Provider adapters may populate those fields from ModelListingClient::list_models() / ModelList. The built-in debug/echo model is local debug metadata and does not imply a provider default.

/ctx/model/debug/echo "hello"
echo "hello" | /ctx/model/openai/gpt-4o
echo '{"messages":[{"role":"user","content":"hello"}]}' | /ctx/model/openai/gpt-4o

Semantics:

one invocation
no durable session mutation
stdout is the canonical JSONL event stream
exit code is the process-level summary
file content is inspectable metadata, not provider code or secrets

Even if the underlying provider has native state, /ctx/model/<provider>/<model> behaves as a stateless single call.

Model Socket

/ctx/model/<provider>/<model>.sock is the only multi-turn model entry. It uses the shared JSONL socket protocol from object-abi.md.

Examples:

{"op":"send","id":"msg-1","session":"default","input":"hello"}
{"op":"resume","session":"default","after":"event-123"}
{"op":"cancel","id":"run-1"}
{"op":"ping"}

A model socket session is CortexFS session semantics, not provider-native session semantics. Native threads, response ids, context caches, and simulated message logs are hidden behind the canonical protocol.

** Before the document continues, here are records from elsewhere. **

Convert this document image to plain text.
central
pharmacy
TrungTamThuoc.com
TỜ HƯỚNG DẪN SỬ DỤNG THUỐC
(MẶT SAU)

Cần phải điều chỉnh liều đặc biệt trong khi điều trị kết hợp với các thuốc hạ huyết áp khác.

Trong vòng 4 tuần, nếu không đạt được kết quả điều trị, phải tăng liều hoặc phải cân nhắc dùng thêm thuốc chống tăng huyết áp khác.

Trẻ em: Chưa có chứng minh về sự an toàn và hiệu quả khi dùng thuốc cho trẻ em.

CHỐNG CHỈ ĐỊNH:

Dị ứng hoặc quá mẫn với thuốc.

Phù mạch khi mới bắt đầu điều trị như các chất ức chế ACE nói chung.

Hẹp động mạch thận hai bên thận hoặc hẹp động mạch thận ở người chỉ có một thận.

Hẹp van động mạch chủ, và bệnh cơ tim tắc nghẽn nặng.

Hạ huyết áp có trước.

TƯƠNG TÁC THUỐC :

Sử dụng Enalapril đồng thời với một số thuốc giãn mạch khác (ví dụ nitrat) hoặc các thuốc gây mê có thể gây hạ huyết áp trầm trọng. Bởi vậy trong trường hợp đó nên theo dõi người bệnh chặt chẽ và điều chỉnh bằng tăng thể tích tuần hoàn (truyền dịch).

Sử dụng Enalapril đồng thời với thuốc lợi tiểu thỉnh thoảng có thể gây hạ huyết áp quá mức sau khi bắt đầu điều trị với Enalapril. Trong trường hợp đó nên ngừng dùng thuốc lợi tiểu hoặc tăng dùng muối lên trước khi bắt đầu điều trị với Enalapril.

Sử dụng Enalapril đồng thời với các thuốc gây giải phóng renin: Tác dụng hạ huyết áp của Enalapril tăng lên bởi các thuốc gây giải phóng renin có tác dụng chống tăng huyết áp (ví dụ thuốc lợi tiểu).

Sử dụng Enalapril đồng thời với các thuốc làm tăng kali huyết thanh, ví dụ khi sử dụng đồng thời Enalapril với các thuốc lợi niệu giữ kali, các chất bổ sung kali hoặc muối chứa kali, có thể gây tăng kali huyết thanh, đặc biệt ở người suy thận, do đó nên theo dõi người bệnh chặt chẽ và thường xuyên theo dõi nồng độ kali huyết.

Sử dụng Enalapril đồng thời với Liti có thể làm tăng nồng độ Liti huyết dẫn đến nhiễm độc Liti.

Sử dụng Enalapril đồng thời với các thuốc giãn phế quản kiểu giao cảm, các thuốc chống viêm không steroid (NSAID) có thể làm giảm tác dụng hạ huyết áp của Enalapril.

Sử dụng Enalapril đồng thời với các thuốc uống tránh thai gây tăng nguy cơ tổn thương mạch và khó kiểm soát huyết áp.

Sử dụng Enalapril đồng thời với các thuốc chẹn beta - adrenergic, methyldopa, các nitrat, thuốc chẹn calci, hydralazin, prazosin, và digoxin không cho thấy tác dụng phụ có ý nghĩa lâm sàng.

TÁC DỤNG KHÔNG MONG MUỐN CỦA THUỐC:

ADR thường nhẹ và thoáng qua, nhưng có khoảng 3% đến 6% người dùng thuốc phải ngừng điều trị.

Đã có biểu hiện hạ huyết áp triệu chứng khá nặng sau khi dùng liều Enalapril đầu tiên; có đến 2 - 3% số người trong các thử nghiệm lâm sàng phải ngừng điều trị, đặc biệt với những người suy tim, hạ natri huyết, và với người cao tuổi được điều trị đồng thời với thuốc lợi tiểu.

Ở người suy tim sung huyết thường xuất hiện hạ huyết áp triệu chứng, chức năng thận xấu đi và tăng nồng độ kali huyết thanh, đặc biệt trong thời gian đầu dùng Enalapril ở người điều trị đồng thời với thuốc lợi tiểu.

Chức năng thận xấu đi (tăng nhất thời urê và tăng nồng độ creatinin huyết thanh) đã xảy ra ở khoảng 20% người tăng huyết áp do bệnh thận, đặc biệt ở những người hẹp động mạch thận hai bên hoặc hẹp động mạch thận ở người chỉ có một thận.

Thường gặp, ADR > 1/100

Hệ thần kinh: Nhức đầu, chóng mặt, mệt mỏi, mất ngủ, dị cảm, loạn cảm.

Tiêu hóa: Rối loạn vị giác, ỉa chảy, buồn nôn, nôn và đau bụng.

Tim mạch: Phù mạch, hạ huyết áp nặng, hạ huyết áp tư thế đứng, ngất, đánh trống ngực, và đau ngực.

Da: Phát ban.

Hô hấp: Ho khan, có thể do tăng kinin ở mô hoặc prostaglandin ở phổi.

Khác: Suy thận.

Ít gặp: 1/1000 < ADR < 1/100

model/<provider>/<model>.d/session has only two stable values:

none no /ctx/model/<provider>/<model>.sock
socket /ctx/model/<provider>/<model>.sock exists and supports CortexFS sessions

The value never describes provider-native state.

Capabilities

Use stable semantic capability words:

chat
stream
session
vision
audio_input
audio_output
json_schema
tool_call_syntax
reasoning
embedding
rerank

Provider-private or API-format-private capability words are forbidden in stable ABI:

openai_responses
anthropic_messages
gemini_generate_content
native_thread
native_stateful
native_stateless

tool_call_syntax only means the model event stream may contain tool-call-shaped events. It does not mean the model can execute tools. It grants no tool permission.

Canonical Event Stream

v1 model and agent streams use these event types:

start
delta
message
reasoning_delta
reasoning_message
tool_call
usage
error
done

Example:

{"type":"start","run":"r1","model":"debug/echo"}
{"type":"delta","run":"r1","text":"hello"}
{"type":"message","run":"r1","role":"assistant","content":[{"type":"text","text":"hello"}]}
{"type":"usage","run":"r1","input_tokens":10,"output_tokens":1}
{"type":"done","run":"r1","status":"ok"}

Error example:

{"type":"error","run":"r1","code":"EACCES","message":"permission denied"}
{"type":"done","run":"r1","status":"error"}

code uses stable errno names. Clients must not parse message.

Native Diagnostics

model/<provider>/<model>.d/native may exist for diagnostics only:

native is diagnostic only
native is not stable ABI
strict clients must not depend on it

Tool Boundary

Model execution is not tool execution.

Hard rule:

model may emit tool_call events
model must not execute tools
agent decides whether to execute tools
agent policy decides whether execution is allowed

Model processes must not receive project mounts, tool credentials, or write access outside runtime-owned cache. Provider tool calling must not become a backdoor around agent policy.